- Aguégués Location in Benin
- Coordinates: 6°29′N 2°32′E﻿ / ﻿6.483°N 2.533°E
- Country: Benin
- Department: Ouémé Department

Area
- • Total: 20 sq mi (52 km^{2})

Population (2002)
- • Total: 26,650
- Time zone: UTC+1 (WAT)

= Aguégués =

 Aguégués /fr/ is a town and commune in the Ouémé Department of south-eastern Benin. The commune covers an area of 52 square kilometres and as of 2002 had a population of 26,650 people.

==Geography==
Aguégués is a lakeside community made up of submersible earth islands in the lower part of the Ouémé River. It extends for 103 kilometres. Every year from the period of July to November, the entire community is flooded and becomes a lakeside.

Aguégués has a population of 44,562 inhabitants (according to the 4th RGPH) and currently managed by GANDONOU Marc has 23 villages in the 3 districts of Avagbodji, Houédomè and Zoungamè. It is bounded to the north by the municipalities of Dangbo and Akpro-Missérété, to the south by Lake Nokoué and the municipality of Sèmè-Podji, to the east by the lagoon of Porto-Novo and the city of Porto-Novo and to the west by Lake Nokoué, but from its strategic point of view, it is located on the swamp lagoons, lake and river routes that connect the country's two largest metropolises: Porto-Novo (Benin's political capital) and Cotonou, economic capital. It is 6 km from the first and 15 km from the second. The same lagoon chain continues continuously eastward to Badagry and Lagos in Nigeria. As a result, "Aguégués" is a mandatory passage for most lagoon and river traffic (on the Ouémé River) between the Porto-Novo lagoon and Lake Nokoué in Cotonou.

==History==
Aguégués has its origins with traces to the 17th century, when it was settled by a community of ethnic groups. The Toffinous were the first settlers and the Ouémènous who came after.

For the Djêviénou people, their first descendant was Soholou Linzé-Agban. Oral traditions suggest he reportedly settled in Ahouansori Agué (present-day Sainte Cécile district of Cotonou) and then in Sô-Ava, a lake locality (now a commune of Sô-Ava) where he had set up a hunting and fishing camp (Ava). He later met Tê-Agbanlin, the founder of Hogbonou.

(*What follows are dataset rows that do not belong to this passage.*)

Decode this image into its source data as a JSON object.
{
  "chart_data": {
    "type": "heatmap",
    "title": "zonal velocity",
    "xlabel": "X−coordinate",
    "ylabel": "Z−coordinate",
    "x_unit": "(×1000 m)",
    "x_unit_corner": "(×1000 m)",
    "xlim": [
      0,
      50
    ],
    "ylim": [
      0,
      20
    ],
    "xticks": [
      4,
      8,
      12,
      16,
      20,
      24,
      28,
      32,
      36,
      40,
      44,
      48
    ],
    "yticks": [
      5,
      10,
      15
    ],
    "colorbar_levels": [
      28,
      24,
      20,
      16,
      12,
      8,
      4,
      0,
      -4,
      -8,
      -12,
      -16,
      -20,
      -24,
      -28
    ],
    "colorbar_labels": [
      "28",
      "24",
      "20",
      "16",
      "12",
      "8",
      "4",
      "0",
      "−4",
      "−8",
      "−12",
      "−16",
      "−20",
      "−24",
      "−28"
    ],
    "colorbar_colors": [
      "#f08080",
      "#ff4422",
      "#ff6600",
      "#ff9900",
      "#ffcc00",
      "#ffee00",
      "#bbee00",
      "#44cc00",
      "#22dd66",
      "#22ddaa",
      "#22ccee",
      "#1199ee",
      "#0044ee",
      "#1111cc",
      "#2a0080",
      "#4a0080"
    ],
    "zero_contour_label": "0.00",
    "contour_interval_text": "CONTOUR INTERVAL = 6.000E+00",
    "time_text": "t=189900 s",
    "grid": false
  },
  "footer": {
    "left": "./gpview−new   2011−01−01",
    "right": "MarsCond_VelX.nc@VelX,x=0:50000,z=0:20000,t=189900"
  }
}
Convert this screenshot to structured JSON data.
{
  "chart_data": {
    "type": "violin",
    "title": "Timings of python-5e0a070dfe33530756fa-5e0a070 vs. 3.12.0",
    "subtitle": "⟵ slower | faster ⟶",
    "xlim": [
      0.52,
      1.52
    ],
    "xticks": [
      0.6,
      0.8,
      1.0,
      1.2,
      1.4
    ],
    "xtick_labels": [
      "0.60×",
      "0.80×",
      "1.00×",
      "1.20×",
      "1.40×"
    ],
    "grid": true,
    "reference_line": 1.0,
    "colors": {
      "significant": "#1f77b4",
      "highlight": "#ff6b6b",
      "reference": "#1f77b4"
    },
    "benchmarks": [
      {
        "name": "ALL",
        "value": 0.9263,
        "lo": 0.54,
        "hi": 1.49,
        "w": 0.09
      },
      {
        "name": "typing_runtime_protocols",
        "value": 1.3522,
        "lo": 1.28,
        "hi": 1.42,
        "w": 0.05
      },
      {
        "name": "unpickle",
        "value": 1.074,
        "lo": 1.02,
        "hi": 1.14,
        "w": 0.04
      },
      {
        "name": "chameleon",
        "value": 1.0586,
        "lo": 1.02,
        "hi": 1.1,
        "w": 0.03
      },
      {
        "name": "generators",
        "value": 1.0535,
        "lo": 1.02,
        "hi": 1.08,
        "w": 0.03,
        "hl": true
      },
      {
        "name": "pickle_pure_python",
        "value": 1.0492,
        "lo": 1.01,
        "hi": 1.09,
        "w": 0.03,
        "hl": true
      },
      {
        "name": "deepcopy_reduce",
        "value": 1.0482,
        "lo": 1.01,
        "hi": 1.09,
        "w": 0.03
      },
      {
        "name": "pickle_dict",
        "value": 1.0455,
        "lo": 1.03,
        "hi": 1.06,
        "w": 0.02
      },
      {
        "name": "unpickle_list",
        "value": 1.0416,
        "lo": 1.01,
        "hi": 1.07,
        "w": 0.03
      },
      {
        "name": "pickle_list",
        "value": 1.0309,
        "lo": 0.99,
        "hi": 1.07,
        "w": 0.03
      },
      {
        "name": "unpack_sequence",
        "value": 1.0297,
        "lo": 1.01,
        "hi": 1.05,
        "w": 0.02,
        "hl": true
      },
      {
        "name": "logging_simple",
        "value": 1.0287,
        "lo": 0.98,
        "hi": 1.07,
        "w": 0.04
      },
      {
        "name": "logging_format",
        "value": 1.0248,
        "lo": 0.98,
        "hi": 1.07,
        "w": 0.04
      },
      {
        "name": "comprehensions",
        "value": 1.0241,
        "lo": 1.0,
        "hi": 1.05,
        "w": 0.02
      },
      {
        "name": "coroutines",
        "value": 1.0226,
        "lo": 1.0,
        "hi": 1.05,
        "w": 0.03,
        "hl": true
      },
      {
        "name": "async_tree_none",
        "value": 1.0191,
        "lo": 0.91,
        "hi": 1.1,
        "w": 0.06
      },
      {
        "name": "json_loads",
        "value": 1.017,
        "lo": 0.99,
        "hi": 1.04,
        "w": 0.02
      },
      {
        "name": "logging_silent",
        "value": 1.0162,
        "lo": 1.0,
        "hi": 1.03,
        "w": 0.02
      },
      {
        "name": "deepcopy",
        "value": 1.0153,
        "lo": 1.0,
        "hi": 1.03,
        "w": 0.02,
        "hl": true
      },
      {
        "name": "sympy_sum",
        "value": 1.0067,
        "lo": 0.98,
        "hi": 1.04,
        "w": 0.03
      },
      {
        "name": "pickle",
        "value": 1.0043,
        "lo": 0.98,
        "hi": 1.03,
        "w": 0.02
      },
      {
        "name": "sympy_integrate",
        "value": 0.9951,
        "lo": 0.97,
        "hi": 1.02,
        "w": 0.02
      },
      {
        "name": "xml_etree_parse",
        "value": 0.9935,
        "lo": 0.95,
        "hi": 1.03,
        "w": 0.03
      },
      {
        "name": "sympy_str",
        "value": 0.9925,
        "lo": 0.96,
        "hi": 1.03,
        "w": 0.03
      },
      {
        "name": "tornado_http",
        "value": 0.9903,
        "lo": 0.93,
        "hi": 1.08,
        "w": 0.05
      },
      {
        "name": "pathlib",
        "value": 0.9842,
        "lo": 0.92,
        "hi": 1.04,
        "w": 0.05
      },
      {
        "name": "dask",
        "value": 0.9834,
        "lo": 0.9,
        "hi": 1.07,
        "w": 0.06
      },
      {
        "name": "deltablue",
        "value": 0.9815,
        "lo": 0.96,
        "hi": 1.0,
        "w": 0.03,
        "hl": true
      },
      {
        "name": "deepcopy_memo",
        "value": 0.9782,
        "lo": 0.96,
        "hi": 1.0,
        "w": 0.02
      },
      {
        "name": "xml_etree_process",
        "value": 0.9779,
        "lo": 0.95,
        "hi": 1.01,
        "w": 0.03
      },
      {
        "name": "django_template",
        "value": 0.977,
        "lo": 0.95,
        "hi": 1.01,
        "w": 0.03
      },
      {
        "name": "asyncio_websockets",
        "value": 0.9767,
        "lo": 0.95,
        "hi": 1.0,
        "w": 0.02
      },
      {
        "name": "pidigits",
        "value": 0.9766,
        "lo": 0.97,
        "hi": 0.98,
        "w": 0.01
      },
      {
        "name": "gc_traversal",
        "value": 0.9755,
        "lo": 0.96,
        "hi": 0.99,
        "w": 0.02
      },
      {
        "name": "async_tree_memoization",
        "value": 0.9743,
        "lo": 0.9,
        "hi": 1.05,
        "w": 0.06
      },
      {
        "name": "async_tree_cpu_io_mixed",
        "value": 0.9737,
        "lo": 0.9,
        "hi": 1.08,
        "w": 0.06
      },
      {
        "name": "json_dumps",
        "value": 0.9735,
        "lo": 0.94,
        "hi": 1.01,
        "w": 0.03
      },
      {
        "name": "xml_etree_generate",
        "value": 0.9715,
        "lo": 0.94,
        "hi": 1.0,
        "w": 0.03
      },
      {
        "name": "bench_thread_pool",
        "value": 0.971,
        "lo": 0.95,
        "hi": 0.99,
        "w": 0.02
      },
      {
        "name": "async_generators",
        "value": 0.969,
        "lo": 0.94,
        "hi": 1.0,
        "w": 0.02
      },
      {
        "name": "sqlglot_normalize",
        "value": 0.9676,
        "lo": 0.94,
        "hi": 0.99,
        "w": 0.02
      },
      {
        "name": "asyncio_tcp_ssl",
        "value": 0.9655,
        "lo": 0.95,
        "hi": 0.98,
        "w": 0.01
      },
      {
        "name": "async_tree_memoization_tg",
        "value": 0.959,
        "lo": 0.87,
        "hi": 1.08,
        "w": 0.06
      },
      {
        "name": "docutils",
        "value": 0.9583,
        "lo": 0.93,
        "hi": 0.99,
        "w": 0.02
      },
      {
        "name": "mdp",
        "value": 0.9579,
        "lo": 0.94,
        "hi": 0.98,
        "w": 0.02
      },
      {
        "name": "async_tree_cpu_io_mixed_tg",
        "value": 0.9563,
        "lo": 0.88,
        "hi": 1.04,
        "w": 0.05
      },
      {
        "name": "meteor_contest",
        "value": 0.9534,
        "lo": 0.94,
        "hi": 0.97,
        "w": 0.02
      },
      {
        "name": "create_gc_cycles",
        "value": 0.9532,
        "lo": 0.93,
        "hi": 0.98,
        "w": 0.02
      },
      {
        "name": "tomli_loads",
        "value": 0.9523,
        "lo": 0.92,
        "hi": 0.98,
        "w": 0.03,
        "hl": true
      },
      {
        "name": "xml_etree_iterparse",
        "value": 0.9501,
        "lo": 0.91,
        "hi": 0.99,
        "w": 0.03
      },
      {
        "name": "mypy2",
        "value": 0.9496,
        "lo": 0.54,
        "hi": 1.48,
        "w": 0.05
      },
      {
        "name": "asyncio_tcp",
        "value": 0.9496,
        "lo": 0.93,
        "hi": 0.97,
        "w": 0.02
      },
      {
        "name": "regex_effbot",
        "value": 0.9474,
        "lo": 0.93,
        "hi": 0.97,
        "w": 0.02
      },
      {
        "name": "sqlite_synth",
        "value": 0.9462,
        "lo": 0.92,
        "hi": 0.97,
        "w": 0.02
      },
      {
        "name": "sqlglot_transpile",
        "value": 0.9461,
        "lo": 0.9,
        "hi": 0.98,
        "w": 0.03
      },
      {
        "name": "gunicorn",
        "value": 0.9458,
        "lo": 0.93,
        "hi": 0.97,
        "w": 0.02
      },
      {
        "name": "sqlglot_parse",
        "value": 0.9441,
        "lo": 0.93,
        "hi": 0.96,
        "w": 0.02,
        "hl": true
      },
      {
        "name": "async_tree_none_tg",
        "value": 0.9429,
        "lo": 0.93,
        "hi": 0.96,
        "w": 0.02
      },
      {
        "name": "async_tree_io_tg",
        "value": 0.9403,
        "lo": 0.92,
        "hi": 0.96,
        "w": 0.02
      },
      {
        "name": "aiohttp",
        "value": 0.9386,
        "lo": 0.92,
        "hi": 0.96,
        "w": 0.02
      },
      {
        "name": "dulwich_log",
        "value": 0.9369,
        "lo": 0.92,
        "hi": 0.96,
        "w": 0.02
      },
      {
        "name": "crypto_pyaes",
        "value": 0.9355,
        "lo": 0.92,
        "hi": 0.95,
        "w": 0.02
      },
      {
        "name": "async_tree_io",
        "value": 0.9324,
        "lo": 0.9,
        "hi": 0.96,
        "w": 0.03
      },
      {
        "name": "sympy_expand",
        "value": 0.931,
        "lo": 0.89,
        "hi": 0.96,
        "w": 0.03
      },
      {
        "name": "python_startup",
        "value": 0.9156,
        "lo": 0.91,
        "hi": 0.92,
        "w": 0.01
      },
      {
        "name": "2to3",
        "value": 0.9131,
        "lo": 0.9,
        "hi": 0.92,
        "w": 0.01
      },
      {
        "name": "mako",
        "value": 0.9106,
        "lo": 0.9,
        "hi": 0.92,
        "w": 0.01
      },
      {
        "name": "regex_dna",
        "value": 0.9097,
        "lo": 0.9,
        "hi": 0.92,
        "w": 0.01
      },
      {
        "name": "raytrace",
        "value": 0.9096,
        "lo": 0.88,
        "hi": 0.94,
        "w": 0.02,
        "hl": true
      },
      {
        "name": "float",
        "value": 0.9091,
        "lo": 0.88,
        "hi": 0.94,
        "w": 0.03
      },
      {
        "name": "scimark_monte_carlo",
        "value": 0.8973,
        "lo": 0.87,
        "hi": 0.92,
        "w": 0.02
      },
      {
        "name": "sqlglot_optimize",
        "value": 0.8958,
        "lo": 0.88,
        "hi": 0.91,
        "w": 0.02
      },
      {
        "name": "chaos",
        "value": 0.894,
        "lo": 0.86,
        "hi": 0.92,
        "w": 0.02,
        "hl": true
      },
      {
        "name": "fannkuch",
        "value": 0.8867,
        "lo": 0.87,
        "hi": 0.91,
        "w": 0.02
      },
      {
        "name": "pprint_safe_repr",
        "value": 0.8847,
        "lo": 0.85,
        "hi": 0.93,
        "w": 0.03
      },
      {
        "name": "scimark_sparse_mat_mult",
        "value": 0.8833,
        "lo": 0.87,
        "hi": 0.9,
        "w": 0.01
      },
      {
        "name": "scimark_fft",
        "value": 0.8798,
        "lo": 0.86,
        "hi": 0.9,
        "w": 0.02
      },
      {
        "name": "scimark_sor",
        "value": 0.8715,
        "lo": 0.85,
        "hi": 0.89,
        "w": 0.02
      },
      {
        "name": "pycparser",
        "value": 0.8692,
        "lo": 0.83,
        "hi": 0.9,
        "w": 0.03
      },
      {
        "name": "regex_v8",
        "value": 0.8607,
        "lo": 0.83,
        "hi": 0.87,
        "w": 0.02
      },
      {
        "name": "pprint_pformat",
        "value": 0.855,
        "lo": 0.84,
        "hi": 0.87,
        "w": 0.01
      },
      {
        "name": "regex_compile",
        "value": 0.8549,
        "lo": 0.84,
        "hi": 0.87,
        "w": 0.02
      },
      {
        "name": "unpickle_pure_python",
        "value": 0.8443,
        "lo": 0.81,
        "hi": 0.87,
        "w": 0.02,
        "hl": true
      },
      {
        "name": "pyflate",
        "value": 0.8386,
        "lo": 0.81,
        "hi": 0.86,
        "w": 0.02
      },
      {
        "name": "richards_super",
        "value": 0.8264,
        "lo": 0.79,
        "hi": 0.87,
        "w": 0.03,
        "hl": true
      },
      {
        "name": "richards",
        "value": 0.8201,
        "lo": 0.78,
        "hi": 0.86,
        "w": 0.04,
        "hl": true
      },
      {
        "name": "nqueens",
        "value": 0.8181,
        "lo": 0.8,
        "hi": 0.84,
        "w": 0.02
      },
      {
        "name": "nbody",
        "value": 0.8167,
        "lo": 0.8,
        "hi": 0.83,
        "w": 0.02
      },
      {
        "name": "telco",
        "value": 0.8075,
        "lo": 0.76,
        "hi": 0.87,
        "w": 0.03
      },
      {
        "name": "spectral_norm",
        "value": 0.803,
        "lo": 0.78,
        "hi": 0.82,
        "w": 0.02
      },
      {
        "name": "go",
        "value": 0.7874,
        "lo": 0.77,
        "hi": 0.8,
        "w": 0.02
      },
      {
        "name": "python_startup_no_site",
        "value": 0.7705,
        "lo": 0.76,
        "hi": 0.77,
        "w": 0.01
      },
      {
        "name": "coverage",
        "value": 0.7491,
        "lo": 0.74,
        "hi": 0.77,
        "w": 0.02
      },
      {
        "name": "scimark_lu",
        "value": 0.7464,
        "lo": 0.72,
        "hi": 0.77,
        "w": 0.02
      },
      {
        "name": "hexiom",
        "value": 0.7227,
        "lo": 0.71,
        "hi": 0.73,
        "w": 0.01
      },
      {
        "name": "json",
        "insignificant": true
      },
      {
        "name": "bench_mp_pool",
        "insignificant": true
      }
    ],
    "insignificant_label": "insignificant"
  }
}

Two friends, after staying in Sô-Ava for a while, headed for Porto-Novo. While Tê-Agbanlin moved to Porto-Novo where he built a house called "Hogbonou". Soholou, to stay close to Tê-Agbalin and continue his hunting and fishing activities, in turn took up residence on the current site of Les Agués where he found Amoussou Aguégué (son of Vakon's chief) on his arrival.
The Dankonou community is made up of the descendants of Gnancadja Zounhon, a friend of hunter Amoussou Aguégué (who is believed to be the son of a village chief of Vakon in the municipality of Akpro-Missérété). According to the history supported by this community, the territory of the Agués was founded by Gnancadja Zounhon, their eponymous ancestor. The latter would also have come directly from Adja-Tado more precisely from Sogbonouhoué by fleeing fratricidal conflicts.

Gnancadja Zounhon and one of his Todjinou brothers settled in the west in Sowè (Houédogbadji) and then in Dékanmè (two localities in the municipality of Sô-Ava). From Dékanmè, Gnancadja will settle on a larger islet east of the "Sô" river that he called "Zonungbo-Fonsa" (on the right bank of the Aguégués but close to Dékanmè). The latter, while hunting, came to find Amoussou Aguégués at the place called Kogboho (now a public square called Sohonto). Gnacadja Zounhon married Gbassègbo, sister of Amoussou Aguégué. In memory of his son-in-law, Gnancadja Zounhon consecrated the locality to which he gave the name "Aguégué".

The second group, the Ouémènous would later have come from Abomey fleeing the attacks of the King of Abomey in the first half of the 18th century. They were led by Zoungla and his companions Houndagnon, Ahésou, Houénou, Atchassou, Assin and settled in Avagbodji district. Some Ouémènous later settled in the village of Agbodjèdo in the district of Houédomè.

==Tourism==
Aguégués is located on a watery highway of canoes and motorised boats. The lake around the village features stilts and is home to a variety of Beninese wildlife. Tourist attractions in Aguégués include:

- African manatee cottage
- Bamèzoun Forest
- Goukou and Sohonto Square
- Wandja Bush
- Soholou Palace
- Wreck of warships

==Festivals==
Every year, the inhabitants of Aguégués celebrate Wémèxé, an identity festival of the Oumé department.